There seems to have been a fear of “otherness.”
It’s no surprise that some of the stories of the time exemplify a sense of unease. Here are three good examples, all of which are available to read free and on-demand (click the titles below to read them for free online):
“There Will Come Soft Rains” by Ray Bradbury, 1950.
The setting: an automated house in the year 2026. Bradbury was remarkably forward-thinking; many of the house’s automations are ones we enjoy today, including Roombas and alarms throughout the day.
As the home moves through its day’s automations, we eventually make our way outside and see the silhouette of our missing family on the home’s wall, all frozen in time the moment the A-bomb reduced them instantly to ashes.
See what I meant about the Cold War causing cold dread? This was the reality people thought might happen.
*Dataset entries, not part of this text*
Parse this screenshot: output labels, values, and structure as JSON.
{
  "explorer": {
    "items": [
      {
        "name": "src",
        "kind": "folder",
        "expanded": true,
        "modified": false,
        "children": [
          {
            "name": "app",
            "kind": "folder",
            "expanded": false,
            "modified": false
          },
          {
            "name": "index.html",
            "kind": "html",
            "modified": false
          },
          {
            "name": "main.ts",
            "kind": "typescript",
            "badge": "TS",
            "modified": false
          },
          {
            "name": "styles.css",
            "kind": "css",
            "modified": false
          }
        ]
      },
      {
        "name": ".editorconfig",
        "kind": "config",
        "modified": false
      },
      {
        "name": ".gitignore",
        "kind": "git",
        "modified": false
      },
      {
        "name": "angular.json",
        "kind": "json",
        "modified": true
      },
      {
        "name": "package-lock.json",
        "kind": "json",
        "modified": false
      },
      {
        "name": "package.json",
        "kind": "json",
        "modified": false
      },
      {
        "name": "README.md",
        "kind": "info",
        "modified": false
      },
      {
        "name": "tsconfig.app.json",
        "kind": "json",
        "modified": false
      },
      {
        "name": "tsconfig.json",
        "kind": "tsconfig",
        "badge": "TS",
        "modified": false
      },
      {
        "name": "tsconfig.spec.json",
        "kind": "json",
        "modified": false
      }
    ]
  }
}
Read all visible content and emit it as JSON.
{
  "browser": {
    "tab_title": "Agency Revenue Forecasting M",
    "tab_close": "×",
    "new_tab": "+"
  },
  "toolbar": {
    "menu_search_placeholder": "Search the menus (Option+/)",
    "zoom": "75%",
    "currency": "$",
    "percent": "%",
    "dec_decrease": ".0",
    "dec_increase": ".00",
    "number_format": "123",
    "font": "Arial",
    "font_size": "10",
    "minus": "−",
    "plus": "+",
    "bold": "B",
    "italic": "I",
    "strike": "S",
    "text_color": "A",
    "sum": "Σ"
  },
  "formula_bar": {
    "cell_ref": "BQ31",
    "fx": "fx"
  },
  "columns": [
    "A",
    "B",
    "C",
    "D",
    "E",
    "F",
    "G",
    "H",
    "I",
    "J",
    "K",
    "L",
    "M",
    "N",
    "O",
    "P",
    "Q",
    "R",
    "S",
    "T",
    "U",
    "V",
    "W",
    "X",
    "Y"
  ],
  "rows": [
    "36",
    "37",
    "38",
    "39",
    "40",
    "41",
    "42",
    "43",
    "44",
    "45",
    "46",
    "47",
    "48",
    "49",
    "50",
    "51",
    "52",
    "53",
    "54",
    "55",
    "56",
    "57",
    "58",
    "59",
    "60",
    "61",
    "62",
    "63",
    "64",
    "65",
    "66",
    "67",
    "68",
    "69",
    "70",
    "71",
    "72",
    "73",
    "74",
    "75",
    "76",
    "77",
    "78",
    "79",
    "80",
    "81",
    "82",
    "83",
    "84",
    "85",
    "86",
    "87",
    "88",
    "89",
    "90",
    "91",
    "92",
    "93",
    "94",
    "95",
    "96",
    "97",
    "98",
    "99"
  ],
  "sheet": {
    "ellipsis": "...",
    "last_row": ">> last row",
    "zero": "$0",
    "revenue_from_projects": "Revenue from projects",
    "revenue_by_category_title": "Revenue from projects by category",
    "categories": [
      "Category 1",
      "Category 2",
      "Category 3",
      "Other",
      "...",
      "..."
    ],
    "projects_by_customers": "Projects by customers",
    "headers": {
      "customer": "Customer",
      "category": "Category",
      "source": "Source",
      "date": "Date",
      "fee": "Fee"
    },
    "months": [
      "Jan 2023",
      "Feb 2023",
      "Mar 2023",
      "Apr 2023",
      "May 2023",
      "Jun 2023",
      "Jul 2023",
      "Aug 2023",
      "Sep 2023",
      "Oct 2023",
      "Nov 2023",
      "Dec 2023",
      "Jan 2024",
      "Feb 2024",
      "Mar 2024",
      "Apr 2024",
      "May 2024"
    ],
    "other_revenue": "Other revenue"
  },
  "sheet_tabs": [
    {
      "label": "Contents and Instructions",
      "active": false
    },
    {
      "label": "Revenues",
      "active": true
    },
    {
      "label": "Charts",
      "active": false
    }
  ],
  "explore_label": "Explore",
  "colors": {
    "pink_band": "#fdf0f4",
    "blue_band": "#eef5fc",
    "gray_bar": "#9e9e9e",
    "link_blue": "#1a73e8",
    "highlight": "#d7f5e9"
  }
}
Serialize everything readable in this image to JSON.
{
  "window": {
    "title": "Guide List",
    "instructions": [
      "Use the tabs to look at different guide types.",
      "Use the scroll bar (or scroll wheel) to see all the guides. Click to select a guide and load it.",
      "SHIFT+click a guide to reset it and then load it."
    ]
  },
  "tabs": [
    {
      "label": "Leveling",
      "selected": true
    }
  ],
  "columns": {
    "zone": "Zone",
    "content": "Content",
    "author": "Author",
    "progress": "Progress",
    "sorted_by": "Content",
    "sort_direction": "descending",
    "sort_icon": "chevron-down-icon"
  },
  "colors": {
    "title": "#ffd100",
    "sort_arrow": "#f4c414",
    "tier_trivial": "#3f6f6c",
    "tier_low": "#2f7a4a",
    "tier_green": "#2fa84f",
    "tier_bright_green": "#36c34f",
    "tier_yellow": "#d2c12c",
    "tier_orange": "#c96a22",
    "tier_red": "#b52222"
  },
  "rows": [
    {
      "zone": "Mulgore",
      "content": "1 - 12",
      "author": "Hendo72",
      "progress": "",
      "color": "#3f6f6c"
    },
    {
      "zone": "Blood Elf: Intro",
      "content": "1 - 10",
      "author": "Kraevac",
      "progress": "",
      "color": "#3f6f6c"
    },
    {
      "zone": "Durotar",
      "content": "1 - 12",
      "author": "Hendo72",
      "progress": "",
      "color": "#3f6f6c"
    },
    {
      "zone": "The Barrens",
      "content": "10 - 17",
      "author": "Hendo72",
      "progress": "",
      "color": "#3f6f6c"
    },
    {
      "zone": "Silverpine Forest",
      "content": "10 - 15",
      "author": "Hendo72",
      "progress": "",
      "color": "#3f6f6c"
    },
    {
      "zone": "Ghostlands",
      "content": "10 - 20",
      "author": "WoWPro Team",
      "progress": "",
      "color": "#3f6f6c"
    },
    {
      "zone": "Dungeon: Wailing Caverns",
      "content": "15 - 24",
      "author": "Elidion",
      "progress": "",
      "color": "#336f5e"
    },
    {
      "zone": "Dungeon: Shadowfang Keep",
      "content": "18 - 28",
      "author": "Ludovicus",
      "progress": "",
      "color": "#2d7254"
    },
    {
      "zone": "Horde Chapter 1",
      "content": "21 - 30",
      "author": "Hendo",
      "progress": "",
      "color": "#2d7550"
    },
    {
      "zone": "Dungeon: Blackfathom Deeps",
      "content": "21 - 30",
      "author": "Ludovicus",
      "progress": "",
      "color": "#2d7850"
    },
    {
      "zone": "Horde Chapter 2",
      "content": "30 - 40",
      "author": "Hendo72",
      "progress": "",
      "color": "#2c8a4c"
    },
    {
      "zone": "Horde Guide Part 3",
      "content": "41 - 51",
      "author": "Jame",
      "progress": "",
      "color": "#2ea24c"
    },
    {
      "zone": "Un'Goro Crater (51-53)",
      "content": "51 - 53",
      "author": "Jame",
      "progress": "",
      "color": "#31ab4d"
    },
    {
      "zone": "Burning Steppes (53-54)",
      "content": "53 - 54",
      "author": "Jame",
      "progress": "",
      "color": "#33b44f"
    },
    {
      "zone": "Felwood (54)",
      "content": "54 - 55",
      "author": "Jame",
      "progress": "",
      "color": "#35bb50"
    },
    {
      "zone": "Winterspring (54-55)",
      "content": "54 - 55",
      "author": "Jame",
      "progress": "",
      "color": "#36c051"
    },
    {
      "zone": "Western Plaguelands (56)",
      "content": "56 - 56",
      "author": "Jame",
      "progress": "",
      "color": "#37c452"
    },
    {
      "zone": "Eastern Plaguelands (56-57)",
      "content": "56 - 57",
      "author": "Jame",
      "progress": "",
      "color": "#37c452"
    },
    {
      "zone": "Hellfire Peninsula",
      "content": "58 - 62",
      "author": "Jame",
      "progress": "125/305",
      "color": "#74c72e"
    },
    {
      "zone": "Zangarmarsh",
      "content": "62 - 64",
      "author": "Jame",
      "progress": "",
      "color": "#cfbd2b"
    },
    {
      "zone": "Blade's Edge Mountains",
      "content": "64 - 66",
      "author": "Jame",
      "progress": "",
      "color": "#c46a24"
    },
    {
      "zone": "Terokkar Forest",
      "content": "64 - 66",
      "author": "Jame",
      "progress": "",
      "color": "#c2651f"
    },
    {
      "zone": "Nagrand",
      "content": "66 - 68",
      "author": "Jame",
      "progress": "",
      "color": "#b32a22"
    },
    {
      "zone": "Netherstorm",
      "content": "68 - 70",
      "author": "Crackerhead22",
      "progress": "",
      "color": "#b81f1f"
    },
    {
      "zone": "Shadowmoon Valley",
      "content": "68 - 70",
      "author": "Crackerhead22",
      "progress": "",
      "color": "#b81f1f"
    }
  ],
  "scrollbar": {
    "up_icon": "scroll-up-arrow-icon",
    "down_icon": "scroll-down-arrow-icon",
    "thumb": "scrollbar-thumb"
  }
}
Eventually, the house burns. Mankind and all of its advancements has fallen, and nature reclaims the land.
“A Good Man is Hard to Find” by Flannery O’Connor, 1953
I listened to this one after the Better Than Food booktuber reviewed it and provided a link to Flannery O’Conner herself reading it. Watch his video – he has great insight into the story and O’Connor as an author.
A family takes a road trip and has an accident. It’s the 50s, so cell phones aren’t a possibility, They must wait for help. It comes in the form of an escaped convict and his convict pals.
Bad stuff happens. Their family is doomed. They all die miserably ever after. Not your typical 50s white-picket-fences story, is it?
“The Cold Equations” by Tom Godwin, 1954
I read this one way way back in school. I hope it’s still included in at least a few lesson plans.
It’s set far in the future, where interplanetary travel is not uncommon. A planet is on the brink of ruin, so an astronaut is on his way with much-needed supplies.
There’s just enough fuel to get him there. So when the stowaway, a teenage girl desperate to visit her brother on the destination planet, comes out of her hiding place, the astronaut is faced with a dilemma.
Send the girl off the rocket and to her death, or kill himself, the girl, and the entire planet when the rocket runs out of fuel early and crashes, ruining all of the supplies he’s bringing.
Wow, bright bunch of stories I’ve brought you, huh? The end of humanity, the end of a family, and the end of innocence. Lovely.